VoltDB – Simplified CSV Loader

written by Douglas Patten on August 23, 2012 with no comments

My name is Xin Jia, a Brown University student, and I’ve spent the summer interning at VoltDB. One of the first projects that I worked on this summer was a CSV Loader with fellow intern Zheng Li.

Prior to VoltDB 2.8, loading data from CSV files into the database could be a challenging task, especially for newcomers. There were a few steps that needed to be taken: you would need to write a client program to parse the CSV data, handle errors and ultimately invoke a stored procedure to insert the data into the database. Extra care needed to be taken in the client in order to get optimal performance.

As part of the internship at VoltDB, Zheng and I wrote a CSV loader that simplifies the task of loading data into VoltDB. It was released as part of VoltDB 2.8. VoltDB 2.8 comes with a shell script “csvloader” in the bin directory that starts the actual CSV loader. This post will describe this new utility.

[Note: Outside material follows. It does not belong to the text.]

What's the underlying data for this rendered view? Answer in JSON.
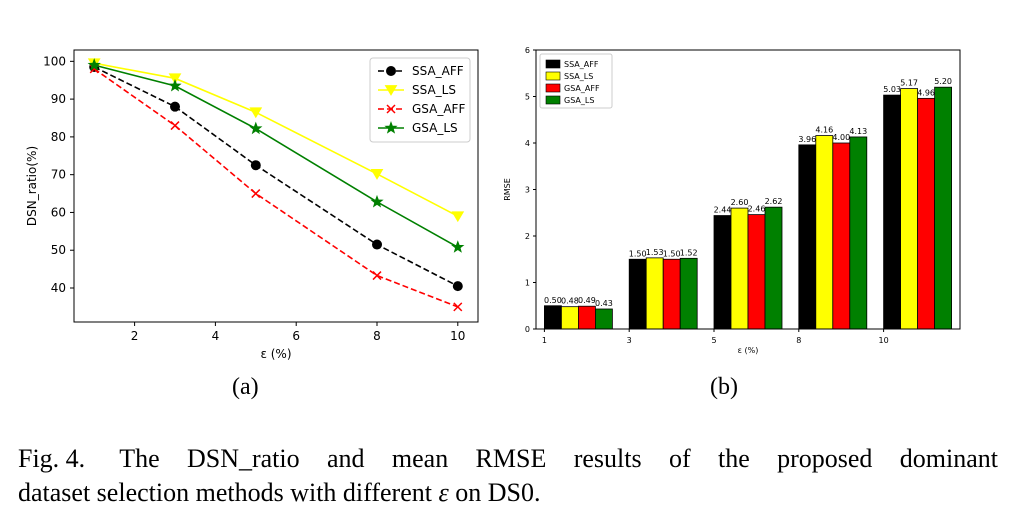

If you are migrating to VoltDB from another database system or perhaps defining initial data for your new VoltDB application, you may have your data stored in CSV format. To load it into VoltDB using the CSV loader, it is as simple as using the following command:

csvloader tableName < dataFile.csv

or, alternately:

csvloader tableName -f dataFile.csv

These two commands are equivalent.

In VoltDB 2.7, we released support for snapshotting to CSV files.  Using this new utility you can now load the CSV snapshot back into the system using the same commands shown above.

The first argument to the csvloader utility is the table name to which the data will be loaded into. To do this efficiently in VoltDB, the loader calls the auto-generated insert procedure with the name “<table name>.insert”. Should you want to do additional processing before inserting the data into the table or if you want to insert into multiple tables from one CSV file, the CSV loader gives you the option (“-p” or “–procedure”) of specifying your own custom stored procedure for loading. The only requirement is that the parameters of the stored procedure matches the column definition of the CSV file.

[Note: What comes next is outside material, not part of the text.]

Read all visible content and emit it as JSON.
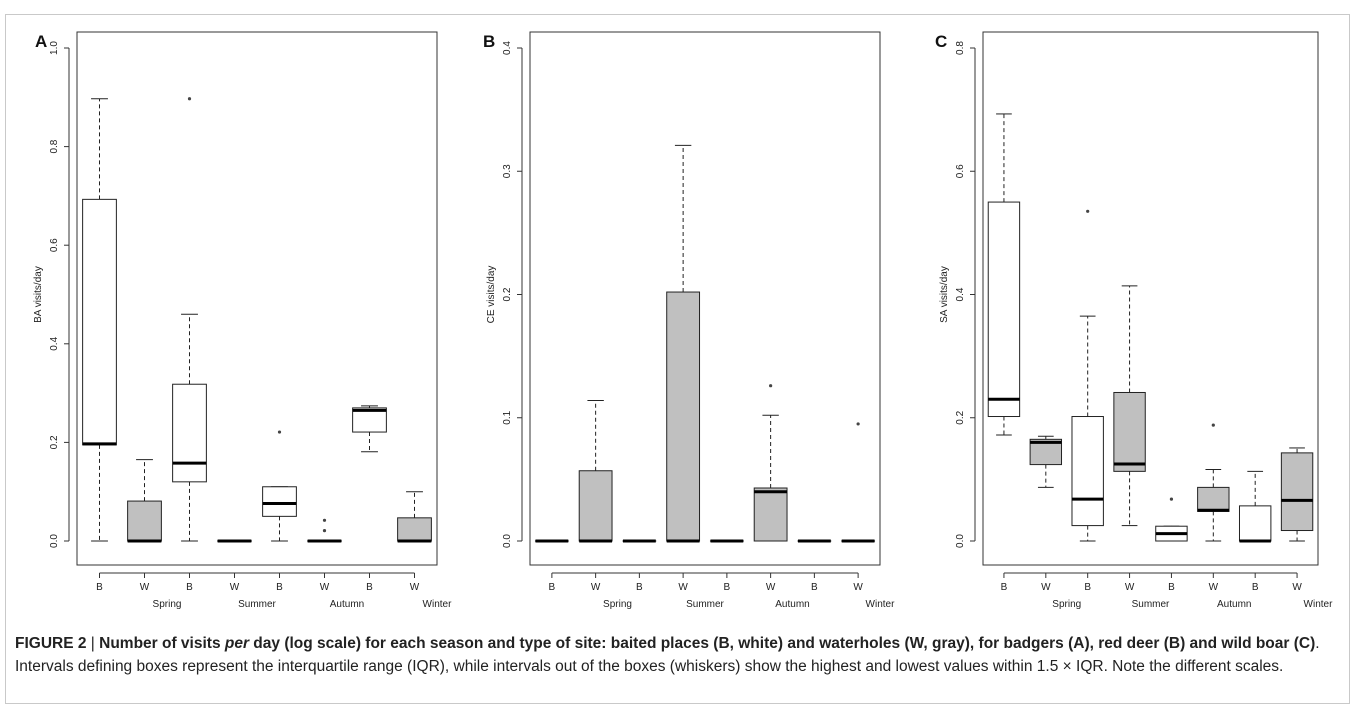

In addition to the features mentioned so far, the CSV loader can also handle CSV files with a different delimiter, quote character or escape character, as long as they are used consistently in the same file. Partial loading of data from the csv file is also supported by specifying the row offset and the row limit. In the case of a malformed CSV file, you can specify the max number of errors to ignore before the loader gives up on that file. Detailed usage of the CSV loader is documented here.

When the CSV loader finishes, three reports will be generated – the summary, error log and failed rows. These log files show the summary of the loading process (including the throughput, total number of rows loaded, etc.), all parsing errors and insertion errors from the database, as well as all failed rows, respectively.

We hope that you will find the CSV loader handy and makes the data loading process much easier, more flexible, and enjoyable!